Researchers accidentally leak UK Biobank medical records on GitHub, risking volunteer privacy

Sensitive health data from the UK Biobank, a vast repository of medical records from 500,000 British volunteers, has repeatedly ended up exposed on public platforms like GitHub due to researchers' mistakes. A Guardian investigation uncovered dozens of such incidents, with UK Biobank issuing over 80 legal takedown notices to GitHub between July and December 2025 alone, targeting hundreds of repositories worldwide. According to a privacy researcher tracking these events on Hacker News, the organization has filed 110 DMCA notices so far, affecting 197 code repositories by 170 developers.
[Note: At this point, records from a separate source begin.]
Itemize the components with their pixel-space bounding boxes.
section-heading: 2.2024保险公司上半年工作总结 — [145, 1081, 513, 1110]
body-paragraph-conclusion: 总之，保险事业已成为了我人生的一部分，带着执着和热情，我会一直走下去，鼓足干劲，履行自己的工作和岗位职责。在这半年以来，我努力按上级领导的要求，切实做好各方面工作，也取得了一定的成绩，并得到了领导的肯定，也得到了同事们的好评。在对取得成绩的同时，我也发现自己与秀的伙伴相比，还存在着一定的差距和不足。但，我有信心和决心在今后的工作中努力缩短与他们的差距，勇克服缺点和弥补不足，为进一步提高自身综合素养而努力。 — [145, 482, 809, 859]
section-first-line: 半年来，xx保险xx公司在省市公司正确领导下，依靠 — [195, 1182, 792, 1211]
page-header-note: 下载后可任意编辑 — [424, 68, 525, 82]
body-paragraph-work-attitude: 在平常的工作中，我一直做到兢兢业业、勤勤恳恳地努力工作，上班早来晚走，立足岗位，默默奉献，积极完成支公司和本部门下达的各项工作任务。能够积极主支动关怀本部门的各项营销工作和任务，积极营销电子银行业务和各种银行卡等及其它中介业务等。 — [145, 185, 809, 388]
The leaks stem from researchers who gained approved access to de-identified UK Biobank data—containing genome sequences, scans, blood samples, lifestyle details, and hospital records—to study diseases like cancer, dementia, and diabetes. Until late 2024, scientists could download this data to their local computers for analysis using tools like R or Python. In their rush to share code on GitHub to meet journal and funder mandates for open science, many accidentally included untracked data files, such as CSV exports with hospital episode statistics. One prominent example involved a dataset covering diagnoses and surgery dates for over 413,000 participants, including details like gender, birth month and year, which lingered online until removal.

While no full names or addresses were exposed, the partial information raises serious re-identification risks. As reported by the Guardian, cross-referencing leaked hospital diagnoses with public details—like a volunteer's surgery history and birth details—allowed investigators to pinpoint specific records. This has sparked alarms about privacy in large-scale health research, especially as the UK government recently expanded Biobank access to GP records. European universities, key users of the resource, now face heightened scrutiny over data handling ethics and training gaps during the shift to secure cloud platforms like UK Biobank's Research Analysis Platform.

UK Biobank, founded in 2003 by the Department of Health and research charities, strictly prohibits sharing participant data outside its systems and requires researchers to sign confidentiality agreements. In response, the organization has ramped up measures: issuing takedown requests, launching a Git Audit Tool to scan repositories for exposures, publishing best-practice guides for GitHub use, and providing extra training. A BBC report also confirmed a related incident where data from 500,000 people was listed for sale in China, though no personally identifiable information was released.

These governance challenges underscore vulnerabilities in balancing open research with data security. The persistence of leaks, even after hundreds of removals, highlights how common practices like incomplete .gitignore configurations can undermine safeguards. Experts are calling for stronger anonymization standards, better enforcement, and more transparency to protect volunteers whose contributions fuel global medical breakthroughs.

Looking ahead, UK Biobank's ongoing audits and researcher education aim to curb future exposures, but the incidents expose broader tensions in an era of collaborative science. With data still appearing online despite efforts, affected volunteers and the research community await robust fixes to restore trust in this critical resource.